Minang Macaantal, 57, has been widowed for 21 years and has been raising her three children alone. She lives with the families of her two sisters in Barangay Papandayan, Marawi City in Mindanao, Philippines. Both sisters are also single mothers.
As if raising children on her own is not hard enough, Minang had added struggle with keeping her livelihood amidst the pandemic, a small carinderia (food store), that eventually went downhill because of the movement restrictions and community quarantines imposed in the area.
With restrictions becoming more relaxed in 2021, Minang is reopening her store and was supported by the Marawi COVID Recovery Project (MCRP) where she received new food vending set.
“At the end of September this year, I will open my food store again. I hope to use the income to support my children’s schooling and buy school supplies for them,” Minang said. She will be selling street food like tempura, kwek-kwek (fried quail eggs), and fish ball.
MCRP is implemented by Community and Family Services International (CFSI) to deliver life-saving services to the affected population of Marawi City and Lanao del Sur Province in the middle of the pandemic.
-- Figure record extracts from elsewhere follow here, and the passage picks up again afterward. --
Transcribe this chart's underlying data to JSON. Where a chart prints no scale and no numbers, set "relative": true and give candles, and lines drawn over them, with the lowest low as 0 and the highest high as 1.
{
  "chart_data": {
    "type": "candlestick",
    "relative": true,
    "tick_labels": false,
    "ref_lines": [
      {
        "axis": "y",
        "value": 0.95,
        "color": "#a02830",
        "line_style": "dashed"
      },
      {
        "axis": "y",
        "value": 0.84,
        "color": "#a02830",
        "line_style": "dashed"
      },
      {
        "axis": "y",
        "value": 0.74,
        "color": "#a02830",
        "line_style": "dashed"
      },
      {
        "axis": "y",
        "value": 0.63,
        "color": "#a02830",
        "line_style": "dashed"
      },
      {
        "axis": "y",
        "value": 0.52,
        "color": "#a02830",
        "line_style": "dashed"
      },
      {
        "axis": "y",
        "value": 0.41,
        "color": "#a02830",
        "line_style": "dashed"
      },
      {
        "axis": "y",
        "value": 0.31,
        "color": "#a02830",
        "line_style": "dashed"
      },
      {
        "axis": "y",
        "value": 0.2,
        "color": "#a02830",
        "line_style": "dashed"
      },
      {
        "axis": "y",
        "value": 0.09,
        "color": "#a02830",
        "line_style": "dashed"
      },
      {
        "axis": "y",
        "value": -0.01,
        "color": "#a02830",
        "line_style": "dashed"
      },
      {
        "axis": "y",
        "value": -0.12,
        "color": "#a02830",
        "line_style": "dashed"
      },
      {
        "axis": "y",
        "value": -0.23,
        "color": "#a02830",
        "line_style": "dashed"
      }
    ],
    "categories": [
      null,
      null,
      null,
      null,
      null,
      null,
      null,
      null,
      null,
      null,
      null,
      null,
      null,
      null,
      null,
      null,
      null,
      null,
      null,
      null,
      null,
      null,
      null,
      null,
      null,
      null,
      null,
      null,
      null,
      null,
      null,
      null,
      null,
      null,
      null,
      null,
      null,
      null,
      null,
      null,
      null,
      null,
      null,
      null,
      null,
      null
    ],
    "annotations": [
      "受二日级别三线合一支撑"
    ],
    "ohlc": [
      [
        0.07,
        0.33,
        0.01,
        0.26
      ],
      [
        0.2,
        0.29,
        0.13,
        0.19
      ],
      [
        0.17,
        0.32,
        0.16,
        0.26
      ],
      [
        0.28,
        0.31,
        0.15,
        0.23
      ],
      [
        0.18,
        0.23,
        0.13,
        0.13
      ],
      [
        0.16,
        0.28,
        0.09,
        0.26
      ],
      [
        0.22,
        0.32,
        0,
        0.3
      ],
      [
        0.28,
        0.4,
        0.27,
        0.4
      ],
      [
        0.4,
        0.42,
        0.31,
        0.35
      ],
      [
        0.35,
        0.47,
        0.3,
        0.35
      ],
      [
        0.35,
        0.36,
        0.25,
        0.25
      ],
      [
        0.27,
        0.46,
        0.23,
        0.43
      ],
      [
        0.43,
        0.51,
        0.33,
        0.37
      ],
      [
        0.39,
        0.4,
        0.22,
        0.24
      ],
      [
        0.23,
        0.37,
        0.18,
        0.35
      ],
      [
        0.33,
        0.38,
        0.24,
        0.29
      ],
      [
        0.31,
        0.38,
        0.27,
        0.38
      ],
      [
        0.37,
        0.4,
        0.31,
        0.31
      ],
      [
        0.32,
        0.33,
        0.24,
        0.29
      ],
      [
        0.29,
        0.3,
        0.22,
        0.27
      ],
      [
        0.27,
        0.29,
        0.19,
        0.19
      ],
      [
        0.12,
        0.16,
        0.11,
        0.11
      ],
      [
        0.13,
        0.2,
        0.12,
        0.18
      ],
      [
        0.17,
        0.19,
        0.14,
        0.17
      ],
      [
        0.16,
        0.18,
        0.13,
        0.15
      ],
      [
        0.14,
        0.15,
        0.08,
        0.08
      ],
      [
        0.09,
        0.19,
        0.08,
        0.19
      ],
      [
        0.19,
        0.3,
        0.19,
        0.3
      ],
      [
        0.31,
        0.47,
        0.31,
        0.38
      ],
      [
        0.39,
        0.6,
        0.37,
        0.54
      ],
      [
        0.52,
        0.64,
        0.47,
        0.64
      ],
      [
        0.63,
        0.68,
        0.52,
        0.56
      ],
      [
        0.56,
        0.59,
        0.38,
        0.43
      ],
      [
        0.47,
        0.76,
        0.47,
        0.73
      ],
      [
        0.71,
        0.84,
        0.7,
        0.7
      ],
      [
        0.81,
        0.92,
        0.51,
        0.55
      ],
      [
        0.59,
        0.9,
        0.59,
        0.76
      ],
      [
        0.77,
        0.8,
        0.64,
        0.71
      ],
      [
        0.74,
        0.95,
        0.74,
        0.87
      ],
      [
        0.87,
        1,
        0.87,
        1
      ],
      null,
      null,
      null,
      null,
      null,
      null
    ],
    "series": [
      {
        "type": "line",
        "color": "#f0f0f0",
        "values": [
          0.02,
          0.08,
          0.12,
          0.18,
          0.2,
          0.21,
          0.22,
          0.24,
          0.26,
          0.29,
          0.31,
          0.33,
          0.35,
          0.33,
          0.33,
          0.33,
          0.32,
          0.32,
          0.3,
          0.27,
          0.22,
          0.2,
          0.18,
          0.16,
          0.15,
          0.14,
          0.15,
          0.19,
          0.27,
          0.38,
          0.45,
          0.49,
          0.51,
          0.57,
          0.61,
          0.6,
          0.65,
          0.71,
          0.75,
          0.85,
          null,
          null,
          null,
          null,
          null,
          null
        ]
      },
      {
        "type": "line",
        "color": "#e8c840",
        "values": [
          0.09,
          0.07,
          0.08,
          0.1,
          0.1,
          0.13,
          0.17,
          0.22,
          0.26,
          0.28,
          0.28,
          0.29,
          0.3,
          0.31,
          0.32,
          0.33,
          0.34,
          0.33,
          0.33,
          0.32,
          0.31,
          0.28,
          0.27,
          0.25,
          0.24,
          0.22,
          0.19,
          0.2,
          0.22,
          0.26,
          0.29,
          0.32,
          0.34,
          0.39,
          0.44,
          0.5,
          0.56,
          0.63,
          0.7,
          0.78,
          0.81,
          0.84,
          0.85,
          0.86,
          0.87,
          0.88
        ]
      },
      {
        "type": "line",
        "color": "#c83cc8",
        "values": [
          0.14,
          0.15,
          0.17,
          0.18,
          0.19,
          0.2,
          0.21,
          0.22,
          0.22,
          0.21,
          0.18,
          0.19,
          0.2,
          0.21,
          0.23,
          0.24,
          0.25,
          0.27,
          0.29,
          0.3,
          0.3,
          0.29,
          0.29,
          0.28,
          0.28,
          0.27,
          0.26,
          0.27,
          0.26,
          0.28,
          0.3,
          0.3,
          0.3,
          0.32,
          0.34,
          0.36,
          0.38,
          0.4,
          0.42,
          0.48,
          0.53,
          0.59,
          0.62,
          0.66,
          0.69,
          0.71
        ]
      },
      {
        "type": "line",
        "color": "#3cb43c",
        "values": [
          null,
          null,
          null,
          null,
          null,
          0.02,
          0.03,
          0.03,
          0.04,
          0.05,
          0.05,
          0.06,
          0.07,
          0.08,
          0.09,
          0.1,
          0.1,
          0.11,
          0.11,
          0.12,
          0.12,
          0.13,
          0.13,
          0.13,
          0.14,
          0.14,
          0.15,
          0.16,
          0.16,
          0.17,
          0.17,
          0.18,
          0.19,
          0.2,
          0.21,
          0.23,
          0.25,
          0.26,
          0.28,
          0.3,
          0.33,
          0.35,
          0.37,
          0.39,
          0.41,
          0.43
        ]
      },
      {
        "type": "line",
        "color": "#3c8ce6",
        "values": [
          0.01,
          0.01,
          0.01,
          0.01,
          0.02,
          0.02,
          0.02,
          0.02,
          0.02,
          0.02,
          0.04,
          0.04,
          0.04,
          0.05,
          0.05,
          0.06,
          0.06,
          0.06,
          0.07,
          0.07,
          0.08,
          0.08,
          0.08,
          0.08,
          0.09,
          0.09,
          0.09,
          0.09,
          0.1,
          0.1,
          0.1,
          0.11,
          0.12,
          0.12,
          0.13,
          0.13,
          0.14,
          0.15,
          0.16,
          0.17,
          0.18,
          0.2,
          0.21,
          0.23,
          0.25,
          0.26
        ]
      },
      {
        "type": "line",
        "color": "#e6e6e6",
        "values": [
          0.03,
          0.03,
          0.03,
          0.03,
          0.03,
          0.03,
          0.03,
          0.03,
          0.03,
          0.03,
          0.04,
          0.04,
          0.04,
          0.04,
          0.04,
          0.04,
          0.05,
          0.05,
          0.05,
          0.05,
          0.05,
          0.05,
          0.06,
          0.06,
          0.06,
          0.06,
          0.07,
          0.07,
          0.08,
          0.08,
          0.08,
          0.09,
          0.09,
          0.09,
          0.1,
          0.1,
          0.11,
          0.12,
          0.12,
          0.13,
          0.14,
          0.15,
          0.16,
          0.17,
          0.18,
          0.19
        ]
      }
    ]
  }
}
It is an additional support to the ongoing Marawi Recovery Project (MRP) that provides protection, psychosocial, and livelihood support recovery to at least 6,500 households affected by the Marawi crisis.
Minang and her sisters Api and Amina are project participants of the projects.
Api, 49, was also ordered to close her store last year during the early days of the pandemic with the strictest restrictions. But without any other means to feed her family, she had to secretly crack open a small portion of her store to sell some essential household goods to neighbors.
“That time, we only rely on relief goods. We did our best not to touch our merchandise because we need to sell it,” Api shared.
Her store that once earns at least Php1,000 (USD20.00) a day can only profit about Php300 (USD6.00) during the lockdown.
In June 2021, Api also received additional support from MCRP to restock supplies in her store. She was able to fully open the store again and had her capital grow, she shared.
Amina, on the other hand, also received additional food vending set to get her business running again.
Aside from livelihood support, CFSI has also assisted Minang and her children on birth registration through MRP. The Certificates of Live Birth of the three children were helpful to officially enroll in school. They are currently doing modular learning at home.
MRP and MCRP are both implemented with support from the Australian Government’s Department of Foreign Affairs and Trade. Both aim to provide aid in the recovery of residents from the Marawi crisis and the effects of the global pandemic.